As a point of reference, here are several reported defect densities for released software (KLOC = Thousand Lines of Code):

Application Defect Density Source

NASA Space Shuttle Avionics 0.1 Failures/KLOC [4]

Leading-edge software companies 0.2 Failures/KLOC [5]

Reliability Survey 1.4 Faults/KLOC [6]

Best, Military system survey 5.0 Faults/KLOC [7]

Worst, Military system survey 55.0 Faults/KLOC [7]

Application	Defect Density	Source
NASA Space Shuttle Avionics	0.1 Failures/KLOC	[4]
Leading-edge software companies	0.2 Failures/KLOC	[5]
Reliability Survey	1.4 Faults/KLOC	[6]
Best, Military system survey	5.0 Faults/KLOC	[7]
Worst, Military system survey	55.0 Faults/KLOC	[7]

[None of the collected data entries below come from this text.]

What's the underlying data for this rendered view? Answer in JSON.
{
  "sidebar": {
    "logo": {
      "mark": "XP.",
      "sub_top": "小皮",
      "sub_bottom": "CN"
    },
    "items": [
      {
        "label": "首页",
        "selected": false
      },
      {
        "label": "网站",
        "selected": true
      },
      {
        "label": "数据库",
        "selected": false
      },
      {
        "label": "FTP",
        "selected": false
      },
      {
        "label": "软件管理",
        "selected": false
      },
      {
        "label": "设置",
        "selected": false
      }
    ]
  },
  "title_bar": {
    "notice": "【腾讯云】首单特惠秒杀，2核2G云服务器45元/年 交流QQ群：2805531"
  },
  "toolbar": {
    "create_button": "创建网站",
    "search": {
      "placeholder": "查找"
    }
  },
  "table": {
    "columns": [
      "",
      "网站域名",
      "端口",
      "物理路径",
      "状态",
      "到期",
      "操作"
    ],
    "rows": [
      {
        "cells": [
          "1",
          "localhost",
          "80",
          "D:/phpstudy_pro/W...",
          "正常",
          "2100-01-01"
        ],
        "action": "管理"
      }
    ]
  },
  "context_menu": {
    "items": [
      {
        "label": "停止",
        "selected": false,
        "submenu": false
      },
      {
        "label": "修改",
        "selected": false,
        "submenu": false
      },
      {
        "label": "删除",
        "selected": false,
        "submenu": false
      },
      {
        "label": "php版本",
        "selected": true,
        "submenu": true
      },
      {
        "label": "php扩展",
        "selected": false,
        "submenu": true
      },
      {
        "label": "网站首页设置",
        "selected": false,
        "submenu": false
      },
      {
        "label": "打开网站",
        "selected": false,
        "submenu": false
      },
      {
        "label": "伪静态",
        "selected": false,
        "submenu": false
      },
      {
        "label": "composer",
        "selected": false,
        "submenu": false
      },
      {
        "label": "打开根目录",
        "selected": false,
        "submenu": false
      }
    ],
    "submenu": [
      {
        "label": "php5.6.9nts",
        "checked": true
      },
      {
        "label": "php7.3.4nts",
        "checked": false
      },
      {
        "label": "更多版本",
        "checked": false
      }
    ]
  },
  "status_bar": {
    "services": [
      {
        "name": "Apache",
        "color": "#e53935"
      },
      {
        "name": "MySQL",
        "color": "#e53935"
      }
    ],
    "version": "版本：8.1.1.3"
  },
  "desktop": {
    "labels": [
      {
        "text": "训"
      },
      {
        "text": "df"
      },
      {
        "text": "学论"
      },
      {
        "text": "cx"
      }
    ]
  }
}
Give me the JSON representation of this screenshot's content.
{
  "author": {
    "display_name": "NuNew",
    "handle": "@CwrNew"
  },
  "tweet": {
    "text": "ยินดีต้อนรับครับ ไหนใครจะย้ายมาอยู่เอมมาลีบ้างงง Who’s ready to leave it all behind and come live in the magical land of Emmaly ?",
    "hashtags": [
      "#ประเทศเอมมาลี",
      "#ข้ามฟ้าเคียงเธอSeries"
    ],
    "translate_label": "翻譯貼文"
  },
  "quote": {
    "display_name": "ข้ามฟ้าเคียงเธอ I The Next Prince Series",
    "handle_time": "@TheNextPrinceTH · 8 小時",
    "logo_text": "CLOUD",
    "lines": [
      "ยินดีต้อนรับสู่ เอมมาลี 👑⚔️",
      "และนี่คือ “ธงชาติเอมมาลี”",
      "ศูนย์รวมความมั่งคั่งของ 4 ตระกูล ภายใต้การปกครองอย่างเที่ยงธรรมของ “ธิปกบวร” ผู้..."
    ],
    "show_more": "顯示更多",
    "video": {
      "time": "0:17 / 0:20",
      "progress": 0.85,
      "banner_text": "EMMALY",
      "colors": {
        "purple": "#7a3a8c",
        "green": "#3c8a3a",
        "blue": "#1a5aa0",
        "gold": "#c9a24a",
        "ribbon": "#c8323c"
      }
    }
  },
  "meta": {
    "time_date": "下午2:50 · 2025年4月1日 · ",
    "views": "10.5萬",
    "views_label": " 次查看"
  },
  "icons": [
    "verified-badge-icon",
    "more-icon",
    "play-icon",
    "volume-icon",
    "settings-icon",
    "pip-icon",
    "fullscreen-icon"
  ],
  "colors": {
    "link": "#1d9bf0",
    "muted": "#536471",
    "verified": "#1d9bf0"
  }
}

For the sake of argument, assume that a six sigma software standard calls for no more than 3.4 failures per million lines of code (0.0034 failures per KLOC.) This would require a software process roughly two orders of magnitude better than current best practices. It is hard to imagine how this could be attained, as the average cost of the shuttle code is reported to be $1,000 per line. [4]

2.3 Software is not Mass Produced

Even if software components could be designed to ordinal tolerances, they'd still be one-off artifacts. It is inconceivable that one would attempt to build thousands of identical software components with an identical development process, sample just a few for conformance, and then, post hoc, try to fix the process if it produces too many systems which don't meet requirements. We can produce millions of copies by a mechanical process, but this is irrelevant with respect to software defects. Quantification of reliability is a whole 'nother ballgame.

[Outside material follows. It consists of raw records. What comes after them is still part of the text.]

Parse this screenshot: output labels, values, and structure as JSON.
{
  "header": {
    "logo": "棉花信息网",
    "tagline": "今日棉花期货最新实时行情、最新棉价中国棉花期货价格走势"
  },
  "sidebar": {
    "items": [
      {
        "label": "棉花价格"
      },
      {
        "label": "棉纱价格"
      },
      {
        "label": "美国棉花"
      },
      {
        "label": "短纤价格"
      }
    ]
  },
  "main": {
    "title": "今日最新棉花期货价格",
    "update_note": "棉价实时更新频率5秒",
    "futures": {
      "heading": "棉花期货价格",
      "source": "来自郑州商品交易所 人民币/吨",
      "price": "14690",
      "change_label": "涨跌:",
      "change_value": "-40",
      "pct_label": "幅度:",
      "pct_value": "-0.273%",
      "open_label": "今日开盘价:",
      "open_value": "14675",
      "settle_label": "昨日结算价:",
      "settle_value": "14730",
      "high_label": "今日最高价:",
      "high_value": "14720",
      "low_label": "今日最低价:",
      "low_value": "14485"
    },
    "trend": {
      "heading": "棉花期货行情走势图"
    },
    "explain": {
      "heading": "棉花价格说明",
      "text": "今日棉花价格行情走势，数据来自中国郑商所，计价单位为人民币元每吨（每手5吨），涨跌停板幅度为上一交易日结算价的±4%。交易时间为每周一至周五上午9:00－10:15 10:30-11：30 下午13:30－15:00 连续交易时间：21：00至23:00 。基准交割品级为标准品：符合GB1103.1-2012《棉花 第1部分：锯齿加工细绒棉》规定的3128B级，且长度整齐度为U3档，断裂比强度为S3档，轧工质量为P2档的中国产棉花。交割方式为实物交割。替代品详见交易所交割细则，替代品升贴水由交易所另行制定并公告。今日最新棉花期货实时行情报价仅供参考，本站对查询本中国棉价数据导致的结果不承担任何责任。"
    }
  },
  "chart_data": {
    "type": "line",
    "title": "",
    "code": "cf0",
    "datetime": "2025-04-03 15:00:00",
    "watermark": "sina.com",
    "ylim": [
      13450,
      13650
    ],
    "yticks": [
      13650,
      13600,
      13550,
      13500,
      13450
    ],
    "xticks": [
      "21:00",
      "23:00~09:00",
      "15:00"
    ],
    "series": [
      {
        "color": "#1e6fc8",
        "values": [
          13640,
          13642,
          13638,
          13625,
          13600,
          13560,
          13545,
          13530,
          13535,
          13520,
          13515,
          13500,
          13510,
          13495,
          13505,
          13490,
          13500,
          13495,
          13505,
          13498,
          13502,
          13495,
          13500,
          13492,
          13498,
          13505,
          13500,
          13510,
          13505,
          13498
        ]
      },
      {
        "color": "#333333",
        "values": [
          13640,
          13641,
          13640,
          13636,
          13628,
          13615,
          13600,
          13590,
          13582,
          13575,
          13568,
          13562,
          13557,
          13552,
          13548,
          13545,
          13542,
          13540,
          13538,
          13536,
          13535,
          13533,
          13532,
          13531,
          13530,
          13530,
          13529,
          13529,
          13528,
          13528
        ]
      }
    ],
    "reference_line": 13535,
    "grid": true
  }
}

3. Six Sigma as Slogan/Hype

I'm not against very high quality software (my consulting practice exists because very high quality software is hard to produce but nearly always worth the effort.) However, slogans like "six sigma" can confuse and mislead, even when applied to manufacturing [8]. Used as a slogan, "six sigma" simply means some subjectively (very) low defect level. The precise statistical sense is lost.

Discussions of "six sigma" software based on this vague sloganeering ignore the fundamental flaws of applying a model of physical ordinal variance to the non-physical, non-ordinal behavior of software systems. This is not to say there are no useful applications of statistical process control in software process management (my favorite is to use u-charts for inspection and test results.)

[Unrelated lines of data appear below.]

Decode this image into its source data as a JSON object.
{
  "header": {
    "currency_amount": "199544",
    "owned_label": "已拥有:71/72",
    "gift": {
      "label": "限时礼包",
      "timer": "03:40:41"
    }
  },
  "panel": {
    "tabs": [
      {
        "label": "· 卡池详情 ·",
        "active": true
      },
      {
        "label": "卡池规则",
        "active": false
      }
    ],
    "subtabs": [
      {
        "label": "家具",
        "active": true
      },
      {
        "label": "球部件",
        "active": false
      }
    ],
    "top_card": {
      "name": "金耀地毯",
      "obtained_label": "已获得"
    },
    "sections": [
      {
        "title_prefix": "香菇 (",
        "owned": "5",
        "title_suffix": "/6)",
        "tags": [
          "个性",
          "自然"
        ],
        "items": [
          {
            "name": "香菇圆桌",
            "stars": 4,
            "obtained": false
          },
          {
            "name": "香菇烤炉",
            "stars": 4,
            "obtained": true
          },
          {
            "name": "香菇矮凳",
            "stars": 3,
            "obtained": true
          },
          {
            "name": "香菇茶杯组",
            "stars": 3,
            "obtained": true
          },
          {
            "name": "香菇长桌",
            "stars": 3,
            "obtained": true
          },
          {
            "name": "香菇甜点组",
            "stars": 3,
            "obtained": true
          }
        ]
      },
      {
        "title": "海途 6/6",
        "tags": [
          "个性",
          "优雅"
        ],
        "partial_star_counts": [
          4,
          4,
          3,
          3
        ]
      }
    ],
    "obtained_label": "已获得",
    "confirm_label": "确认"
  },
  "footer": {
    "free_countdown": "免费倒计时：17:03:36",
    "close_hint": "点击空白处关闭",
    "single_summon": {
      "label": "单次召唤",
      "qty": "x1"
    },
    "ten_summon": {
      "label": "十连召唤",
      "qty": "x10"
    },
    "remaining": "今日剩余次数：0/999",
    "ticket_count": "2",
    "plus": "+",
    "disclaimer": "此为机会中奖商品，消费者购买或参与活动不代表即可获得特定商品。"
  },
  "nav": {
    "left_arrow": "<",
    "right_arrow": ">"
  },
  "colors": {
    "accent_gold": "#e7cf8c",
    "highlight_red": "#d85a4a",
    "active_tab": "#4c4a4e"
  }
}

I say we leave 6 sigma to the manufacturing guys. Let's figure out what we need to do to routinely get very high field reliability in software intensive systems and agree on an operational definition for reliability measurement.

References/Notes

[1] Morris Hamburg, Statistical Analysis for Decision Making. (Harcourt, Brace & World, 1970).

[2] Bill Smith, "Six-Sigma Design," IEEE Spectrum, September 1993, v 30, n 9, pp 43-46.

[3] Michael A. Friedman and Jeffrey M. Voas, Software Assessment: Reliability, Safety, and Testability. (New York: John Wiley & Sons, 1995)

[4] Edward Joyce, "Is Error-free Software Possible?," Datamation, February 18, 1989.

[5] Leading-edge software companies are achieving 0.025 user-reported failures per function point or better (Capers Jones, Applied Software Measurement (McGraw-Hill, 1991) p. 177.) Assuming Jones' conversion factor of 128 lines of C source per function point, we get 0.2 = (0.025 * (1000/128)).

[6] John D. Musa, Anthony Iannino, and Okumoto Kazuhira, Software Reliability: Measurement, Prediction, Application. (New York: McGraw-Hill Publishing Company, 1990.) p. 116.

[7] Joseph P. Cavano and Frank S. LaMonica, "Quality Assurance in Future Development Environments," IEEE Software, September 1987, pp 26-34.

[8] Jim Smith and Mark Oliver, "Six Sigma: Realistic Goal or PR Ploy," Machine Design, September 10, 1992.